| From 60588bfa223ff675b95f866249f90616613fbe31 Mon Sep 17 00:00:00 2001 |
| From: Cheng Jian <cj.chengjian@huawei.com> |
| Date: Fri, 13 Dec 2019 10:45:30 +0800 |
| Subject: sched/fair: Optimize select_idle_cpu |
| |
| From: Cheng Jian <cj.chengjian@huawei.com> |
| |
| commit 60588bfa223ff675b95f866249f90616613fbe31 upstream. |
| |
| select_idle_cpu() will scan the LLC domain for idle CPUs, |
| it's always expensive. so the next commit : |
| |
| 1ad3aaf3fcd2 ("sched/core: Implement new approach to scale select_idle_cpu()") |
| |
| introduces a way to limit how many CPUs we scan. |
| |
| But it consume some CPUs out of 'nr' that are not allowed |
| for the task and thus waste our attempts.

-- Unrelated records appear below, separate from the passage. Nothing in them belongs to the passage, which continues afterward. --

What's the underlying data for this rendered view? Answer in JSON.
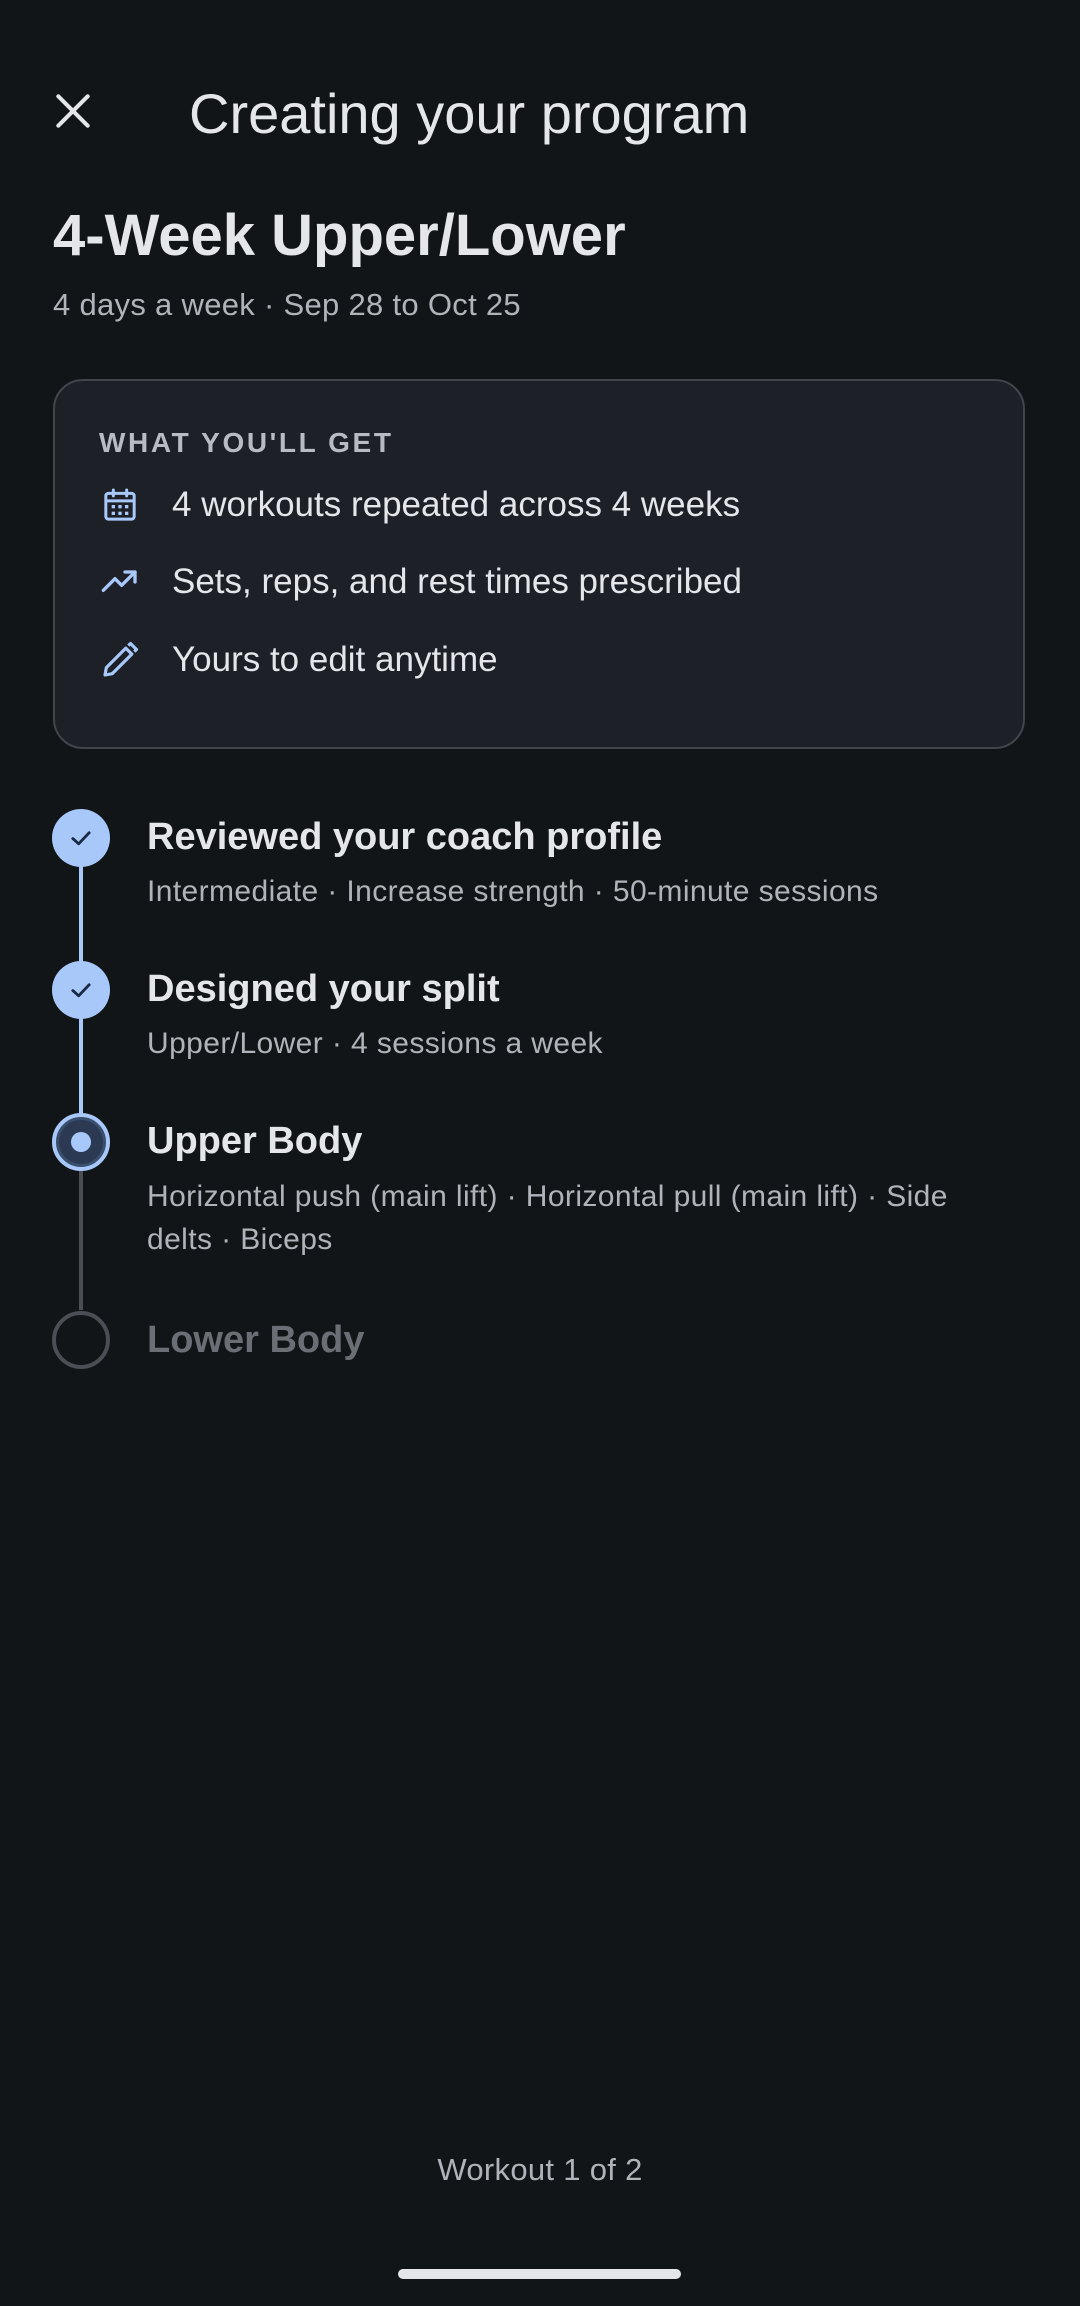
{
  "header": {
    "title": "Creating your program",
    "close_icon": "close-icon"
  },
  "program": {
    "title": "4-Week Upper/Lower",
    "subtitle": "4 days a week · Sep 28 to Oct 25"
  },
  "benefits_card": {
    "heading": "WHAT YOU'LL GET",
    "items": [
      {
        "icon": "calendar-icon",
        "label": "4 workouts repeated across 4 weeks"
      },
      {
        "icon": "trending-up-icon",
        "label": "Sets, reps, and rest times prescribed"
      },
      {
        "icon": "pencil-icon",
        "label": "Yours to edit anytime"
      }
    ]
  },
  "steps": [
    {
      "status": "done",
      "title": "Reviewed your coach profile",
      "description": "Intermediate · Increase strength · 50-minute sessions"
    },
    {
      "status": "done",
      "title": "Designed your split",
      "description": "Upper/Lower · 4 sessions a week"
    },
    {
      "status": "active",
      "title": "Upper Body",
      "description": "Horizontal push (main lift) · Horizontal pull (main lift) · Side delts · Biceps"
    },
    {
      "status": "pending",
      "title": "Lower Body",
      "description": ""
    }
  ],
  "footer": {
    "status": "Workout 1 of 2"
  },
  "colors": {
    "background": "#121518",
    "accent": "#a8c8fa",
    "card_background": "#1d2027",
    "pending": "#4a4e55"
  }
}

The function |
| always return nr_cpumask_bits, and we can't find a CPU |
| which our task is allowed to run. |
| |
| Cpumask may be too big, similar to select_idle_core(), use |
| per_cpu_ptr 'select_idle_mask' to prevent stack overflow. |
| |
| Fixes: 1ad3aaf3fcd2 ("sched/core: Implement new approach to scale select_idle_cpu()") |
| Signed-off-by: Cheng Jian <cj.chengjian@huawei.com> |
| Signed-off-by: Peter Zijlstra (Intel) <peterz@infradead.org> |
| Reviewed-by: Srikar Dronamraju <srikar@linux.vnet.ibm.com> |
| Reviewed-by: Vincent Guittot <vincent.guittot@linaro.org> |
| Reviewed-by: Valentin Schneider <valentin.schneider@arm.com> |
| Link: https://lkml.kernel.org/r/20191213024530.28052-1-cj.chengjian@huawei.com |
| Signed-off-by: Greg Kroah-Hartman <gregkh@linuxfoundation.org> |
| |
| --- |
| kernel/sched/fair.c | 7 ++++--- |
| 1 file changed, 4 insertions(+), 3 deletions(-) |
| |
| --- a/kernel/sched/fair.c |
| +++ b/kernel/sched/fair.c |
| @@ -5828,6 +5828,7 @@ static inline int select_idle_smt(struct |
| */ |
| static int select_idle_cpu(struct task_struct *p, struct sched_domain *sd, int target) |
| { |
| + struct cpumask *cpus = this_cpu_cpumask_var_ptr(select_idle_mask); |
| struct sched_domain *this_sd; |
| u64 avg_cost, avg_idle; |
| u64 time, cost; |
| @@ -5859,11 +5860,11 @@ static int select_idle_cpu(struct task_s |
| |
| time = cpu_clock(this); |
| |
| - for_each_cpu_wrap(cpu, sched_domain_span(sd), target) { |
| + cpumask_and(cpus, sched_domain_span(sd), p->cpus_ptr); |
| + |
| + for_each_cpu_wrap(cpu, cpus, target) { |
| if (!--nr) |
| return si_cpu; |
| - if (!cpumask_test_cpu(cpu, p->cpus_ptr)) |
| - continue; |
| if (available_idle_cpu(cpu)) |
| break; |
| if (si_cpu == -1 && sched_idle_cpu(cpu)) |